Surely Apple's (and Amazon's) success is in the consolidation of billing which is attractive to customers and "good enough" for suppliers. I'm really surprised Google hasn't concentrated on making more of GoogleCheckout.
Also, it isn't "stealing". It is standard middle-man commission. Many retailers would expect to take 50% of the sticker price.
It'll be like threading a needle, but they can get it done. If they can rework their paper content with ads into digital content with ads, they can live, but they have to do it right.
Be easy. In a magazine the ads don't obscure the content. That popover crap has got to go. If you have to fight the thing to find the darned story, you'll Google it instead and you won't be back. Yeah, there's lots of market research to prove that blocking the content with ads are how you maximize the value of ads. This is like grocery stores that make you navigate a Skinner box that forces you through every aisle and product to get your milk to make more money. Y'know what? The grocery stores that bought that story are now out of business, and you can navigate to the milk without impediment (though they all still put it at the back of the store).
Be relevant to our interests. In a magazine the advertisers choose the magazine, and the magazine chooses the advertiser based on some convergence of style or purpose. Magazines don't take advertisers who are off-brand, even if they are willing to pay a lot. Even online this rule should stay.
Be true to yourselves. We can smell a sellout a mile away.
The value of the content has to stay high and exclusive.
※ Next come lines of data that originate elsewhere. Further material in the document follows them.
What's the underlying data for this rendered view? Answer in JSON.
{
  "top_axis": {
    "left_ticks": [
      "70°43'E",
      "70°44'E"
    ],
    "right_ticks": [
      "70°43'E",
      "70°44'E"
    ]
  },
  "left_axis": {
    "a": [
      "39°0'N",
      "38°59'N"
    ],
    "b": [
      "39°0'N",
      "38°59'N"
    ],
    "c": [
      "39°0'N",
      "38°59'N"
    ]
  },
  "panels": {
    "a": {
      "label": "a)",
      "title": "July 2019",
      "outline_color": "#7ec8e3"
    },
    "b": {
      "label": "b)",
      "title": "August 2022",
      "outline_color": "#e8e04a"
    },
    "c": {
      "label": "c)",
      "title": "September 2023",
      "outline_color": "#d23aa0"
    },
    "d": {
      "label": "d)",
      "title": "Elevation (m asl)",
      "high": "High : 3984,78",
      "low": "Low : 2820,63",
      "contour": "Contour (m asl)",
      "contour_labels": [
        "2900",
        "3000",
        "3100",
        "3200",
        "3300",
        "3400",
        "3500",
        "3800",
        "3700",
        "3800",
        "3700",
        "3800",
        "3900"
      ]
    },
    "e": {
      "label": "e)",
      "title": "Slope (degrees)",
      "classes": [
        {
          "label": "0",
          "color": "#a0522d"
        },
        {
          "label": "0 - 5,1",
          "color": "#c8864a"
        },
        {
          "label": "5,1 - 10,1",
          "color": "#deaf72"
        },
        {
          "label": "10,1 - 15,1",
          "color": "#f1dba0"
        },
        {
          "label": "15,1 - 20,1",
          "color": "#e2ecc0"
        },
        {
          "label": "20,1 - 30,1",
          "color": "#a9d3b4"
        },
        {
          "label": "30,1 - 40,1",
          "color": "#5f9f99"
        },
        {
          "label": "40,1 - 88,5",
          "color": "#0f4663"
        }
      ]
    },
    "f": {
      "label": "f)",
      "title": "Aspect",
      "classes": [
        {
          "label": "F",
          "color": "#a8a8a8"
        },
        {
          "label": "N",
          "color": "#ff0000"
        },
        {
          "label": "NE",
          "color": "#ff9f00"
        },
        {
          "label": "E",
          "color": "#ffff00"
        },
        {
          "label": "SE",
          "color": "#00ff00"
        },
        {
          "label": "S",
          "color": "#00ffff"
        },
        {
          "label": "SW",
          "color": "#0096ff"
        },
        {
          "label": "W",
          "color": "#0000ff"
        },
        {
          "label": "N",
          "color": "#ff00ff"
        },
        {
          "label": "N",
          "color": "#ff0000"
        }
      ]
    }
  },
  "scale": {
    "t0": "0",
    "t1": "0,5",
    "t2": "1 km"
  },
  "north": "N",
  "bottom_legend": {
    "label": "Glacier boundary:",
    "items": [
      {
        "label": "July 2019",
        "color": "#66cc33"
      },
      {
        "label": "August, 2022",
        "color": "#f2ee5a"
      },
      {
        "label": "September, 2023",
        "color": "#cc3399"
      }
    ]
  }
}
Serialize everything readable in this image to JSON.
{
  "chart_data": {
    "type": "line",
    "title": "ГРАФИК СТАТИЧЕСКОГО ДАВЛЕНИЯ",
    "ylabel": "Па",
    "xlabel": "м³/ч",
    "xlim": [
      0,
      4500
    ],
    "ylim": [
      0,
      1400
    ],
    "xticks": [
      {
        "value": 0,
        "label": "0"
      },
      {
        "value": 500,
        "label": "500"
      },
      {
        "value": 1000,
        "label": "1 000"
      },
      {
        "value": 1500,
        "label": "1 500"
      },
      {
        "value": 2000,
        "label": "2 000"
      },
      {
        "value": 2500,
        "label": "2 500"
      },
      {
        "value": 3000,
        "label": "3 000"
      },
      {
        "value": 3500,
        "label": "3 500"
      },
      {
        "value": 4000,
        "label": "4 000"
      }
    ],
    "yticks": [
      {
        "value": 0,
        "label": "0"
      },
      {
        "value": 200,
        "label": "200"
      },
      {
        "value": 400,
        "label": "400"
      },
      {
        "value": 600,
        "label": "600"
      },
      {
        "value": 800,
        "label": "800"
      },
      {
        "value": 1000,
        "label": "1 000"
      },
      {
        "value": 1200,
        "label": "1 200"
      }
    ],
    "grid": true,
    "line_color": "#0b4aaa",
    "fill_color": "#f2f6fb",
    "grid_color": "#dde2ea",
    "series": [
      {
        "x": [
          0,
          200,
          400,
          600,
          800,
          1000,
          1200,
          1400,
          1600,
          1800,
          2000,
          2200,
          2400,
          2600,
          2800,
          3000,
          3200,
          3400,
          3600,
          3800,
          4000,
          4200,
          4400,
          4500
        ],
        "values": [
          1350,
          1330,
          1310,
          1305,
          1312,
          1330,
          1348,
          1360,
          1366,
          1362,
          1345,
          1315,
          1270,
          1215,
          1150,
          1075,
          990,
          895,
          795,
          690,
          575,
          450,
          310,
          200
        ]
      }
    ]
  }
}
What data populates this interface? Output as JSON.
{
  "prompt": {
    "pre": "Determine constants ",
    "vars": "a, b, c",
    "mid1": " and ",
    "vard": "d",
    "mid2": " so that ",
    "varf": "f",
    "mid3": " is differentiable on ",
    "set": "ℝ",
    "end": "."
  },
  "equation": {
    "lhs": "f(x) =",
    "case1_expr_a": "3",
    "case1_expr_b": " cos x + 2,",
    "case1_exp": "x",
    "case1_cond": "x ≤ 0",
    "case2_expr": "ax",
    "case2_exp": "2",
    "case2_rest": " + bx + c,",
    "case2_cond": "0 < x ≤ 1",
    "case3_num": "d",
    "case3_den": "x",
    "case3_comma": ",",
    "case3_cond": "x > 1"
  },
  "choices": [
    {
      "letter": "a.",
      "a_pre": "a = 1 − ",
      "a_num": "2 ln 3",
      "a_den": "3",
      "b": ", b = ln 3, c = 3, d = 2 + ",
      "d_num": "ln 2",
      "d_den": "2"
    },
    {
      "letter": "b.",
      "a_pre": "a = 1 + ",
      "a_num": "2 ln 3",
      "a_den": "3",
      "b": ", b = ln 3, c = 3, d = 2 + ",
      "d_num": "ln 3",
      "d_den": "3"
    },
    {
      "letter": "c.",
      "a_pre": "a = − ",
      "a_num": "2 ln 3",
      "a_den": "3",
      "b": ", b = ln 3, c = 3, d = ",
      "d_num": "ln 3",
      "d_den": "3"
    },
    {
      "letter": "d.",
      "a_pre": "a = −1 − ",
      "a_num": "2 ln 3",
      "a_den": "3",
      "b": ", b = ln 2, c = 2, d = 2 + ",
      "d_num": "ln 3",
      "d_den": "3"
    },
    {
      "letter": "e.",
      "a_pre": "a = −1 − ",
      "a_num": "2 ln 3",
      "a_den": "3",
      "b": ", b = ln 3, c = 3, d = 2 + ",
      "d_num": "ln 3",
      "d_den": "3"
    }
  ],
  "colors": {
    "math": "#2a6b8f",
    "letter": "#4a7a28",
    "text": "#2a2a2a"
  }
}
Duh.
Y'know what? Cool ads are content. Raise the bar on what's accepted as an ad and you'll move more units. This is probably the commonest mistake. Get it through your heads: if the ad is in your product it needs to meet the same rules of "interesting" that the rest of your content does, or even more. Win that one and it's a slam dunk.
Last time I looked, a single issue of Wired was about $15 AU which is currently around $13 US.
Even subscriptions have typically been 2 to 3x the cost of US mags and although I'm the sort of person who would qualify for a lot of free subs to trade mags if I was in the US, shipping means they never offer those deals downunder.
I'm a bit underwhelmed with the Wired mag but it was an interesting buy to see what they are delivering. I can't see me buying more issues unless it came down dramatically in price though.